Caffeine sensitivity is largely dependent on the CYP1A2 gene, says Dr. Ahmed El-Sohemy, professor of nutritional sciences at the University of Toronto. This gene controls an enzyme called CYP1A2, which breaks down and eliminates caffeine from the body, and the rate at which caffeine is metabolized depends on the variation of this gene in each person.
People with two copies of the CYP1A2 variant are likely to metabolize caffeine quickly. While people with one copy—slow metabolizers—are more sensitive to caffeine. The rest, who have no copies of the CYP1A2 gene, are quite sensitive to caffeine.
Ideally, you should only drink 2 - 3 cups of black coffee without sugar per day.
How do genetics affect coffee preferences?
Genetics also influence coffee preferences. A 2021 study, published in the journal Scientific Reports, found that people who are genetically more sensitive to caffeine are less likely to like the bitter taste of black coffee, and therefore prefer milky coffee.
Conversely, a 2021 study from Northwestern University Feinberg School of Medicine found that people with genetics that metabolize caffeine faster prefer black, bitter coffee, according to the medical journal Neuroscience .

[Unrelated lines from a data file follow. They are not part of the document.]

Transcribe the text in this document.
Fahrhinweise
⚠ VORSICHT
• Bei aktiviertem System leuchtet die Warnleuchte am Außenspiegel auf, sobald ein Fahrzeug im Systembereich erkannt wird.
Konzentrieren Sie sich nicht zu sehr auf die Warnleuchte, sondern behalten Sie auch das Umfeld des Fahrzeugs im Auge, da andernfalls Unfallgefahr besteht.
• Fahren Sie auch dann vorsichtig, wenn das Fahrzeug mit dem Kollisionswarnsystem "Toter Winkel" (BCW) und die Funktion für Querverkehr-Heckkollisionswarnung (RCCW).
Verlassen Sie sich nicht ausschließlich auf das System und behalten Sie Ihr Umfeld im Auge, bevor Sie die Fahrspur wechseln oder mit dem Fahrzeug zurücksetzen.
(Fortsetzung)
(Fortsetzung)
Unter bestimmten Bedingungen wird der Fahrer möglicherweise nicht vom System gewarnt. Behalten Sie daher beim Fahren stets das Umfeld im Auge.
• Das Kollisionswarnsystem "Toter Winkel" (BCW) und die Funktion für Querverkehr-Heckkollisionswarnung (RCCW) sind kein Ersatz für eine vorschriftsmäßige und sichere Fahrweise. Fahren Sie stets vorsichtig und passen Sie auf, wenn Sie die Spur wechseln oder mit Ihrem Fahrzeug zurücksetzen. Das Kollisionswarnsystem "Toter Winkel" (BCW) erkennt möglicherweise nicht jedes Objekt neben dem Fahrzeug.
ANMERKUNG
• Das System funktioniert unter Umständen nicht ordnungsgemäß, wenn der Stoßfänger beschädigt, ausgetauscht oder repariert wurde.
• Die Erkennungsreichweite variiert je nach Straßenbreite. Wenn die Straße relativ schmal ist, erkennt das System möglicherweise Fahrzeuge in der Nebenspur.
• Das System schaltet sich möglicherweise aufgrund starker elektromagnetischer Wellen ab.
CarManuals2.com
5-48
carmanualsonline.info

People who drink black coffee, especially black coffee without sugar, also prefer other bitter foods like dark chocolate, said study lead author Marilyn Cornelis, PhD, associate professor of preventive medicine and nutrition at Northwestern. These people metabolize caffeine faster, and therefore drink more coffee.
However, expert Cornelis said that ideally you should only drink 2-3 cups of black coffee without sugar per day.